У Сен-Мартена она остановила фиакр и сказала кучеру:
— На улицу Пигаль.
— Какой номер? — уточнил кучер.
— Поезжайте, я вас остановлю!
На улице Пигаль жил принц Жорж де Сузей.
К кому же торопилась Клотильда — к нему или к его матери?
Но нет, фиакр проехал мимо особняка де Сузеев. Значит, девушка направлялась не сюда? Но куда же?
Было очевидно, что решение принято ею давно — еще в церкви Сен-Поль. Клотильда отлично знала цель своей поездки, но если бы кто-нибудь попросил ее обозначить эту цель словами, она скорее всего ответила бы: «Не знаю!» — и была бы при этом совершенно искренна.

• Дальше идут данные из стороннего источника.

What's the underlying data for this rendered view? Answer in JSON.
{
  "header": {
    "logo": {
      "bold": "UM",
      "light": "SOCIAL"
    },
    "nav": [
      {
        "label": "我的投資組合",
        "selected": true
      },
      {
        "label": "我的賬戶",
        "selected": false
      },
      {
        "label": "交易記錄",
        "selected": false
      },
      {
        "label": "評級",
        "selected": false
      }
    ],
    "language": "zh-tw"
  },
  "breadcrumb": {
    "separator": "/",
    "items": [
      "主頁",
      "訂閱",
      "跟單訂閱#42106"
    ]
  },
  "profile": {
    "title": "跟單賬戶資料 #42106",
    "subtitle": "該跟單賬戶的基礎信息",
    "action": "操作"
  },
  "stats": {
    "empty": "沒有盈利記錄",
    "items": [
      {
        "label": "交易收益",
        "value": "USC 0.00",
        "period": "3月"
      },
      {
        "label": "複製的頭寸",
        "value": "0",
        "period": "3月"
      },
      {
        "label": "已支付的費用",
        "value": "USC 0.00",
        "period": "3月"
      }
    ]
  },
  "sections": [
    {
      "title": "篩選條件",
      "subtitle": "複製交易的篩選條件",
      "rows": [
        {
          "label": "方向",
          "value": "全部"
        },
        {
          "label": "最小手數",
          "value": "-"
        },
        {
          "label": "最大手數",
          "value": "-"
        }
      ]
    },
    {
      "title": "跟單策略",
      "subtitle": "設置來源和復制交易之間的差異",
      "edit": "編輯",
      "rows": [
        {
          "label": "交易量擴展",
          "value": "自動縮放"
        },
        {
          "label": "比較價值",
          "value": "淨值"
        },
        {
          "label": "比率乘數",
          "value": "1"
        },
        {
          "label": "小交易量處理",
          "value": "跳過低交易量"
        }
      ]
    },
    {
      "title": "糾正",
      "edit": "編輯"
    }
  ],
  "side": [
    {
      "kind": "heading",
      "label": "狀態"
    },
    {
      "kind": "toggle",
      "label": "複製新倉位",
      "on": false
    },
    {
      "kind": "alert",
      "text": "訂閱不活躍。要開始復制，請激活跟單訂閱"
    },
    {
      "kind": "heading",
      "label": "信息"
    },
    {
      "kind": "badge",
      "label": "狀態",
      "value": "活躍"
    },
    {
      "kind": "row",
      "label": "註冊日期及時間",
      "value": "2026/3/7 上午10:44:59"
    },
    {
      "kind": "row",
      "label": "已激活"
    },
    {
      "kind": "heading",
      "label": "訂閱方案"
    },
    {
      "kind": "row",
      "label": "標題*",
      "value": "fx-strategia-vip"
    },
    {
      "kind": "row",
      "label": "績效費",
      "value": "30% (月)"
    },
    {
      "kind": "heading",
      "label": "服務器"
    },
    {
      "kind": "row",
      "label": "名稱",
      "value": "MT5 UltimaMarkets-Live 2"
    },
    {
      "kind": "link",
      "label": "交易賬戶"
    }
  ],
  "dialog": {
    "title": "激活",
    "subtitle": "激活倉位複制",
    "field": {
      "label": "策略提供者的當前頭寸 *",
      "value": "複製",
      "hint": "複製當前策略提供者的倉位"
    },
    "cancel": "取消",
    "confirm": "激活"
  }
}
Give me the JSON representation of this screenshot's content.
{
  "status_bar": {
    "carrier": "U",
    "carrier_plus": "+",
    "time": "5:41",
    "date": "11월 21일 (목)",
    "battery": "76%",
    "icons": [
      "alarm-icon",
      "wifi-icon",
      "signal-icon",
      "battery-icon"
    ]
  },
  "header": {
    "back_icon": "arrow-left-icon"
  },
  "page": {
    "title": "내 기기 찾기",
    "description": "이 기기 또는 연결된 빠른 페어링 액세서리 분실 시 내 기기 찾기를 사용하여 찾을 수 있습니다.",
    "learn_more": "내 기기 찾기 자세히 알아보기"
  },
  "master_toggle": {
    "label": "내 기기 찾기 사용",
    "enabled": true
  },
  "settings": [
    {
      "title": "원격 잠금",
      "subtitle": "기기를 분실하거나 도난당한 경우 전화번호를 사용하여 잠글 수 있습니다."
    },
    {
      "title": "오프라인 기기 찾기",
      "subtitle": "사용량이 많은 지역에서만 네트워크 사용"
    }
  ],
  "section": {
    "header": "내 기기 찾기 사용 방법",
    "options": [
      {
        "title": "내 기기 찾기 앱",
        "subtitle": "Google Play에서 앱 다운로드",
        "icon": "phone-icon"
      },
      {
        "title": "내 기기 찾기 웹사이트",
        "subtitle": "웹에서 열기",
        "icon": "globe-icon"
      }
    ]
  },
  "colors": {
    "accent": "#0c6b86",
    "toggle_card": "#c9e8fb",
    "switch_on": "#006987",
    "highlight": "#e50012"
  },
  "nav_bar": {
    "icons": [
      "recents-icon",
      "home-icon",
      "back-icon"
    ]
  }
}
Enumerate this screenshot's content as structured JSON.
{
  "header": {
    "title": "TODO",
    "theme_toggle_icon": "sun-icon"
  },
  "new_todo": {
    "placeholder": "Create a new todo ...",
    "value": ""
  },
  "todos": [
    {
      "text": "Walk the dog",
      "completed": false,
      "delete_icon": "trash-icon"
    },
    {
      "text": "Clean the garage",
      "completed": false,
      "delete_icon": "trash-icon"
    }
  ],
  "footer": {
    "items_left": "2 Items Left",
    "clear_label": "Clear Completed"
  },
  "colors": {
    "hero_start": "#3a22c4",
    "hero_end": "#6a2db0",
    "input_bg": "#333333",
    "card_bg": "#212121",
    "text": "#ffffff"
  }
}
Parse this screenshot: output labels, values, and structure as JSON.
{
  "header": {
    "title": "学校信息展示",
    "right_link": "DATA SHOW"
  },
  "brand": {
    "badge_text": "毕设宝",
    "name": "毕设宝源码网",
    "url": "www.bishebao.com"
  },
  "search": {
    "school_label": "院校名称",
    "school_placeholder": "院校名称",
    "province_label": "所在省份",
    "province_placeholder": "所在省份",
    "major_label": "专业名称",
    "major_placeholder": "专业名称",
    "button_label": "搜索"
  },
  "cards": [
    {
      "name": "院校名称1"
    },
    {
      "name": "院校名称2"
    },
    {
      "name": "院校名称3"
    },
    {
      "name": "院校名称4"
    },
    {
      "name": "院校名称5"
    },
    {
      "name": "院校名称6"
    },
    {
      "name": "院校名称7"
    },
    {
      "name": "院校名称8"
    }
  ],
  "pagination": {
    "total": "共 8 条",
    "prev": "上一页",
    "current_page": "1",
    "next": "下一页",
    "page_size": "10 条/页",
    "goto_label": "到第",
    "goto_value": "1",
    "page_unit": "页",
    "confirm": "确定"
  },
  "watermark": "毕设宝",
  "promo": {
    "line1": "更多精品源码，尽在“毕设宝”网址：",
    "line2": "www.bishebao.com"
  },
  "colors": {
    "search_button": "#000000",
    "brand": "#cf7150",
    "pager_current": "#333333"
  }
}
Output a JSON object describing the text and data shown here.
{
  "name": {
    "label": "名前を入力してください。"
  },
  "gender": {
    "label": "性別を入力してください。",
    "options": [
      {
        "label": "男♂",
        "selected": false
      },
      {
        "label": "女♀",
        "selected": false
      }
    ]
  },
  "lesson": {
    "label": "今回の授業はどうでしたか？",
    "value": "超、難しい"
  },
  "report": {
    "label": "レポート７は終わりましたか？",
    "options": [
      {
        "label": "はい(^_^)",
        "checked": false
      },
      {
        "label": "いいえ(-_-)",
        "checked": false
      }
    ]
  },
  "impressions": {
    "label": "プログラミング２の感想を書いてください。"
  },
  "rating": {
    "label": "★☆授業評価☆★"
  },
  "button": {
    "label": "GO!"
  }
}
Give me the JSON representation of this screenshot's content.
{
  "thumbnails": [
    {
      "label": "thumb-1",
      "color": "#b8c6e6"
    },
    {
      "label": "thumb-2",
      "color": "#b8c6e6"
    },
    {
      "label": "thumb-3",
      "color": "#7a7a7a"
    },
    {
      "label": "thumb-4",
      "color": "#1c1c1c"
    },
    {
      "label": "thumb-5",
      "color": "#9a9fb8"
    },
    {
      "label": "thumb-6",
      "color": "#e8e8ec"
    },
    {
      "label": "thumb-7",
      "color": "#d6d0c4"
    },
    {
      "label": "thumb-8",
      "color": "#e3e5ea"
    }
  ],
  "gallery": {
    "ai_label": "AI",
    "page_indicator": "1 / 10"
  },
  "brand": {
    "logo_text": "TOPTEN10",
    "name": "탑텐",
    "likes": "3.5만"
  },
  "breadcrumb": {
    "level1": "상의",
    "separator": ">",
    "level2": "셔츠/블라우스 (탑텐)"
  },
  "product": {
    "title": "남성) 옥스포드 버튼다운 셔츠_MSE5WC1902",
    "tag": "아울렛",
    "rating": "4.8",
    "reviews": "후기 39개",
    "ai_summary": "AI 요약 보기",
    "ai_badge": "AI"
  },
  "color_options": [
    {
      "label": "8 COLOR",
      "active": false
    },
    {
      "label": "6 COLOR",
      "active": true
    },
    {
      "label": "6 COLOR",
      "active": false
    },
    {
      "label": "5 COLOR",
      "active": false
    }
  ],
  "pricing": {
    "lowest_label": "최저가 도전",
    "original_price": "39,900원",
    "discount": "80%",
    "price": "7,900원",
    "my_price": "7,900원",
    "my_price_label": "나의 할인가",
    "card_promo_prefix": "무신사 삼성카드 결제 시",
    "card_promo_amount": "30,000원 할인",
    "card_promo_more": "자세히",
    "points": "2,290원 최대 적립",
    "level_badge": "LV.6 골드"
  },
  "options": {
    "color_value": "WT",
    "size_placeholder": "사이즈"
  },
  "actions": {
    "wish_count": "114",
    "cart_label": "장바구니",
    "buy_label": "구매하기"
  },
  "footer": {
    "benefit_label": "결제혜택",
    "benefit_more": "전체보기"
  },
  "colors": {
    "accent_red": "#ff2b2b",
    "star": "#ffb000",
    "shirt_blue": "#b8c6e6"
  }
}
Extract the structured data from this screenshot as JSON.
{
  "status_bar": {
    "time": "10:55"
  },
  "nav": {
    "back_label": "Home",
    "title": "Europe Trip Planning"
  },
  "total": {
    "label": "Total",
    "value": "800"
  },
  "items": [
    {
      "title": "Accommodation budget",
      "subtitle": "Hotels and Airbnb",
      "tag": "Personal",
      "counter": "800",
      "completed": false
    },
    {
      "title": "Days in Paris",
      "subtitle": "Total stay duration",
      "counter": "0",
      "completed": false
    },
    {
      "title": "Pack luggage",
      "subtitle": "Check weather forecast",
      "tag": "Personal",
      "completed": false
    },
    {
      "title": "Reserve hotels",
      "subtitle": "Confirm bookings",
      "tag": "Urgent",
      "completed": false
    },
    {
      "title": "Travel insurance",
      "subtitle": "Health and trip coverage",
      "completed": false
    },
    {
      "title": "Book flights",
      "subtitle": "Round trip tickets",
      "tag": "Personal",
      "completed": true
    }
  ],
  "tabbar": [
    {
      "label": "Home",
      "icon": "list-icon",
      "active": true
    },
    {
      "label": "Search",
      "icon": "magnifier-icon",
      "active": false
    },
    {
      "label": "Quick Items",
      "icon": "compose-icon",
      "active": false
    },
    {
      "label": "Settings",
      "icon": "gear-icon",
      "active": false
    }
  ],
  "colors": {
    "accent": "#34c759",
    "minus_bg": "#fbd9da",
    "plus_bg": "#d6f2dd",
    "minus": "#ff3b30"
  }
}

В самом начале улицы Пигаль она остановила фиакр и расплатилась с кучером, а потом пешком спустилась по бульвару к площади Клиши. Завернув за угол, она заметила напротив кладбища ярмарочные балаганы и замерла на месте, изумленно шепча:
— Возможно ли? Неужели я в самом деле спешила сюда?
XIX
СЮДА
Сюда — это значит в фургон бедолаги Эшалота, с которым мы расстались в тот миг, когда Пистолет, сильно опоздав, все-таки пришел на назначенную встречу. Итак, мадемуазель Клотильда сначала спрашивала себя, не зайти ли ей к начальнику тюрьмы. Затем она было собралась к доктору Абелю. И наконец, ей захотелось взяться за дверной молоток у особняка де Сузеев. Но кто из нас не обманывает себя в часы больших потрясений?
Выйдя из церкви Сен-Поль, девушка немедленно пустилась в путь, желая отыскать Лиретту.
Мысли о ней тяжким грузом лежали у Клотильды на сердце.
Вздрогнув, она огляделась по сторонам. Ни души. Первые лучи бледного зимнего солнца освещали спящую ярмарку.
Позади балаганов она заметила свалку, что неизбежно сопровождает любое ярмарочное кочевье: неопрятная мешанина самых невероятных предметов.
— На артистов надо смотреть со зрительских скамеек, — скажет вам старушка-великанша или же Геракл преклонных лет, черпая из треснувшей миски похлебку.
Эти Авгиевы конюшни являются кулисами того самого театра, партер которого, если верить афишам, бывает ежедневно забит иностранцами — русскими князьями и индийскими набобами.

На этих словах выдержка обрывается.